A number of people have supplied me with job descriptions; some companies occasionally advertise jobs on my Web site. I read out two very different job descriptions, one for a "cheminformatician", one for a "research database administrator - chemiiinformatics". It is generally felt that the chemical information professional does online searching, does data retrieval, does database maintenance, searches the scientific literature and the Web and uses the chemical entity as an index to the literature etc. The skills required for these activities are a degree in chemistry and an MLS, knowledge of information sources, some computer skills, and foreign language skills if possible. Computational chemists are concerned with macromolecular targets, discovery projects, 3D data, protein ligand docking, modelling, QSAR, and theoretical method development. They tend to operate in a narrow domain with just a few chemical structures.

It is the data explosion arising from the adoption of high throughput screening and combinatorial chemistry that has led to the acceptance of chemical informatics as a new discipline. The tasks involved are database design, SAR, programming, multivariate analysis, pattern recognition, library design, calculation of properties, data mining, chemical registration, and library enumeration. Skills needed are an understanding of (medicinal) chemistry; ISIS, Web, Visual Basic and ORACLE experience; ability to analyse and correlate data from massive data banks; programming (UNIX scripting C++); interpersonal skills; enthusiasm; ability to look at the bigger picture; and project management skills.

When asked what industry sought, one well known academic said the job candidate should have a "first" degree in chemistry, or a related discipline [the audience seemed to agree with me that this means a masters degree or higher in the USA], some programming experience, and a PhD from the school of Philip Dean, or Johann Gasteiger, or Peter Johnson, or Irwin Kuntz, or Bob Pearlman, or Peter Willett. The graduates of Graham Richards' and Rod Hubbard's schools are more likely to follow careers in computational chemistry, as defined above.

I therefore asked "Where are they now?" for those people who had done research degrees under three of the above experts. Richards' group at Oxford has a Web page answering this question (at http://bellatrix.pcl.ox.ac.uk). Eighteen are academics, 14 are in the pharmaceutical, or related industry, and two are pursuing other careers. Willett's chemistry PhDs from 1987-1999 have the following career profiles:

Academia 7
Government IT 2
Web company 1
Pharma industry or related 11
CCDC 1

Johnson has recently turned out more entrepreneurs (at least two, not counting the ORAC/Synopsys team), plus one scientist in the pharmaceutical industry and one in academia.

Supply of chemical informatics experts is clearly not meeting the demand. One academic I spoke to in person says that he is asked (from Germany, Switzerland, the US and the UK) if he has a suitable job candidate about once every three weeks. A second academic has the same experience. There seem to be less than 12 candidates on the market each year whereas more than 40 a year must be needed. My contact felt that more 100 candidates graduating per annum would be too many.
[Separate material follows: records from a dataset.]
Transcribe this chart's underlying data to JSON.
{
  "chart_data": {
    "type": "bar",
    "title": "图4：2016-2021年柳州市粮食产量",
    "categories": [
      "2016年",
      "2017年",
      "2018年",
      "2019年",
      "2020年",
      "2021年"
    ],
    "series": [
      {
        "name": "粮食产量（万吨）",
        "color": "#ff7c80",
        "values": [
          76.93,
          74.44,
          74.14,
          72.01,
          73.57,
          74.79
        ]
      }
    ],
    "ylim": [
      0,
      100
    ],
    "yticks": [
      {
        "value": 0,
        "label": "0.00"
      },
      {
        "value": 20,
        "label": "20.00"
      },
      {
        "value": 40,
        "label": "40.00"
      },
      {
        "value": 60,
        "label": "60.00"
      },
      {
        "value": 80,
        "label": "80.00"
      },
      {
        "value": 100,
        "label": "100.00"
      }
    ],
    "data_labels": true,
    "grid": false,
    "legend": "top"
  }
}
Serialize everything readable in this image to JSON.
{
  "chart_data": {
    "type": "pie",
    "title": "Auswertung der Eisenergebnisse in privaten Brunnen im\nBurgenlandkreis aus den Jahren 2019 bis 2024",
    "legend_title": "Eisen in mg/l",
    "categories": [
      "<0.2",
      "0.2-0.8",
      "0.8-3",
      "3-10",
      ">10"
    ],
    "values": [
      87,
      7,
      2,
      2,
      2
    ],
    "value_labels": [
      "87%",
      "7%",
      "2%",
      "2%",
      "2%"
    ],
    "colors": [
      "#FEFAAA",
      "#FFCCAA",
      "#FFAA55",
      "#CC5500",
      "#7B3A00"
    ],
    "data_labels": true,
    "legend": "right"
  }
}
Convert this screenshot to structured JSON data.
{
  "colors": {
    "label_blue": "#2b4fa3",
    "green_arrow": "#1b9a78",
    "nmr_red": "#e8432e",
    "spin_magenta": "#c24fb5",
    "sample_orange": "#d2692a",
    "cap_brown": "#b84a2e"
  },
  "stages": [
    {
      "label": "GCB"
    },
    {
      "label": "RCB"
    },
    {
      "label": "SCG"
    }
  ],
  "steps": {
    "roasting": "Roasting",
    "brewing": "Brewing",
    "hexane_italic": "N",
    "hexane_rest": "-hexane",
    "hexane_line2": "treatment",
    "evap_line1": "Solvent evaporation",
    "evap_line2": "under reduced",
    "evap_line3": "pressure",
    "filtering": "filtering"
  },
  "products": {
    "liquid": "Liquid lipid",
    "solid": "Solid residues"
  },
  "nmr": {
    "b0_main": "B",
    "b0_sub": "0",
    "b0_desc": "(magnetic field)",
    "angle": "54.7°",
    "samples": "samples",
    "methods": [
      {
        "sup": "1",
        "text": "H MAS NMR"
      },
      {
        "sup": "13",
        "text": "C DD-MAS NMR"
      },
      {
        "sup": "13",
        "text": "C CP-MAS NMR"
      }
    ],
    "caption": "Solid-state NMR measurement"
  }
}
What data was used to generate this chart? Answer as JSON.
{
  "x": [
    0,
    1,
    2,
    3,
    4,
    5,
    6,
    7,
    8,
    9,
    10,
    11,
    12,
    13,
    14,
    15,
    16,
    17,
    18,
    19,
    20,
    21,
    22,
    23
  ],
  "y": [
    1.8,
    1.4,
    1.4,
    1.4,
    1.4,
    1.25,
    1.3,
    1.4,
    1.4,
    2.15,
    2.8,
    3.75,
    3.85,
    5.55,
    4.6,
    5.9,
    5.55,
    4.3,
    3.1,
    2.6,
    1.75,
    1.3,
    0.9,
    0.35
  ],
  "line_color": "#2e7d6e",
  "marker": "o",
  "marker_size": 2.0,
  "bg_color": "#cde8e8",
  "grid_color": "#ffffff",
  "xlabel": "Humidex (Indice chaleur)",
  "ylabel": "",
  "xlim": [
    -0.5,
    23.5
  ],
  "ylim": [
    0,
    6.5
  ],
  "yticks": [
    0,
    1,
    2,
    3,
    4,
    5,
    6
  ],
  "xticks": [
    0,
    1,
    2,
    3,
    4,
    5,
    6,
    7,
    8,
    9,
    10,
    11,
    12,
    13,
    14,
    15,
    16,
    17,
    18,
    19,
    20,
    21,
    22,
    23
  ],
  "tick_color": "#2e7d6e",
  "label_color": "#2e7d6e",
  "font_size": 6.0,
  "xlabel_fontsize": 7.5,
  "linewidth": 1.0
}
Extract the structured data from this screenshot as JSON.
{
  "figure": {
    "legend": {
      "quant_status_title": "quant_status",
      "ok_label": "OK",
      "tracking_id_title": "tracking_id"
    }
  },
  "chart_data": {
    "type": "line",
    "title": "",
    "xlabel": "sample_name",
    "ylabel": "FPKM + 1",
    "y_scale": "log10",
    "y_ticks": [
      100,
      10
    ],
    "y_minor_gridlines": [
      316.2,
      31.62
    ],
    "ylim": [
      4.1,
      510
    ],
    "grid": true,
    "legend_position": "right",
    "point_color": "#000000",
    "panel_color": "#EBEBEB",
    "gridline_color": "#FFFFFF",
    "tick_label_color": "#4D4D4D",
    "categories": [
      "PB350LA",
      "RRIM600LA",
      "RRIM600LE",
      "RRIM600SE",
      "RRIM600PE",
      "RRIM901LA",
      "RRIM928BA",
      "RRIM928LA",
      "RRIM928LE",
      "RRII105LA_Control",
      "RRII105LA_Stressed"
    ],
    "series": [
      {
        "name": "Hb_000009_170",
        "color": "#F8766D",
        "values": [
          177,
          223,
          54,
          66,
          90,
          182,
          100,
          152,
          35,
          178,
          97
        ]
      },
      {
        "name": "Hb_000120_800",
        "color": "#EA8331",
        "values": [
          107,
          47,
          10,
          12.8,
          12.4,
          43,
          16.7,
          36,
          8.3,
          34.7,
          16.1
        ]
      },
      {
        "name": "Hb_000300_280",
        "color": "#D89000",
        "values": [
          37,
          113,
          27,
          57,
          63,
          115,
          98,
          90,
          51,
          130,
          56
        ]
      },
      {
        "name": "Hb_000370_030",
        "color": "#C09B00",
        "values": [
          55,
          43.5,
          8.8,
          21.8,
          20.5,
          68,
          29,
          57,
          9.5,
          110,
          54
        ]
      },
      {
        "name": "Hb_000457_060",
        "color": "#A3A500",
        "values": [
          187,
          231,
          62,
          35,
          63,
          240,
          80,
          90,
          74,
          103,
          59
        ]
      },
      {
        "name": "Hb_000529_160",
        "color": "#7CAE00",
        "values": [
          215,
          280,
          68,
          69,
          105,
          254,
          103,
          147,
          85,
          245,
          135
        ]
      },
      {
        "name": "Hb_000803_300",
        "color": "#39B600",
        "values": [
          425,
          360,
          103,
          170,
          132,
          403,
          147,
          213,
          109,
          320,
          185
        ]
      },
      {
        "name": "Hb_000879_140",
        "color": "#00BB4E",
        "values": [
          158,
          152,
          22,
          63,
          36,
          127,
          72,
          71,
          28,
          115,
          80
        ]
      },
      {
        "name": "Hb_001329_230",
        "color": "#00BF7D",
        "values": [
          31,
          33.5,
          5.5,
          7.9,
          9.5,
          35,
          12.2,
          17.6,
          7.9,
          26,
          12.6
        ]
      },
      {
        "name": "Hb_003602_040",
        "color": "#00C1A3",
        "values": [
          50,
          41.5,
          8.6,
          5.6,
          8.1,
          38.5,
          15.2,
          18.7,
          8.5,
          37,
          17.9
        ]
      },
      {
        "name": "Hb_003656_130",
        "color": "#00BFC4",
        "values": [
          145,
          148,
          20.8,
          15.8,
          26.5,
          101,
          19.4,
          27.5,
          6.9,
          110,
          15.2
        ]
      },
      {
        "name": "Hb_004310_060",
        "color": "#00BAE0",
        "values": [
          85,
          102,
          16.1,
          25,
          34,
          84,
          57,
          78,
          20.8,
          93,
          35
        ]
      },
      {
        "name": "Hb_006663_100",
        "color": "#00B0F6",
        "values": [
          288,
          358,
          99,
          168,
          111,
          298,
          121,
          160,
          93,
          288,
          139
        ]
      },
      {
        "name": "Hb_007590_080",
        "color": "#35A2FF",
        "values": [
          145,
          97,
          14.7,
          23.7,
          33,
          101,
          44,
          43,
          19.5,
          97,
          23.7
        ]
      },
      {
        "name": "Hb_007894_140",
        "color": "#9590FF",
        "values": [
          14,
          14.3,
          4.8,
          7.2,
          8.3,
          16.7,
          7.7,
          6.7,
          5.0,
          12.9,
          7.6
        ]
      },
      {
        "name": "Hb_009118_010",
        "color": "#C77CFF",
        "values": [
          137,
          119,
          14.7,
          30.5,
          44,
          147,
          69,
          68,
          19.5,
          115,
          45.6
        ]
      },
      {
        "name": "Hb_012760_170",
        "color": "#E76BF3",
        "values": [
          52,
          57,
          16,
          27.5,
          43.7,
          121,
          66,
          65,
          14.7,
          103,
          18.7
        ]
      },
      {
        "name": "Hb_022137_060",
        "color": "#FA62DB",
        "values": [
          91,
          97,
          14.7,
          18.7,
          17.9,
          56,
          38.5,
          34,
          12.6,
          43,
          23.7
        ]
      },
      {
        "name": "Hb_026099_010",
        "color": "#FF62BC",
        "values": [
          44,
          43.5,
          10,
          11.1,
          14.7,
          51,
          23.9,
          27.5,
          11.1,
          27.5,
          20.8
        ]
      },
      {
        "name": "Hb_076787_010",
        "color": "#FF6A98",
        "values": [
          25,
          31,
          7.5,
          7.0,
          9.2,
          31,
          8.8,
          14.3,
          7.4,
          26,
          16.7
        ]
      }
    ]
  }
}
Problems for educators include no access to combinatorial chemistry data, no access to high throughput screening data, shortage of the right teaching staff, a fast changing field, the time lag between supply and demand, and the status of interdisciplinary education (degrees with more than one specialism can be viewed with suspicion by student and teacher alike). Also, there are now more bioscience majors and fewer in the physical sciences (my thanks to Dana Roth for drawing my attention to this - see Nature, July 22, 1999, pp. 309-310).

Some specialised courses are beginning to appear e.g., Indiana University's course in Chemical Informatics and the Virtual School of Molecular Sciences at Nottingham. On the whole, though, practitioners of chemical informatics are still tending to learn "on the job".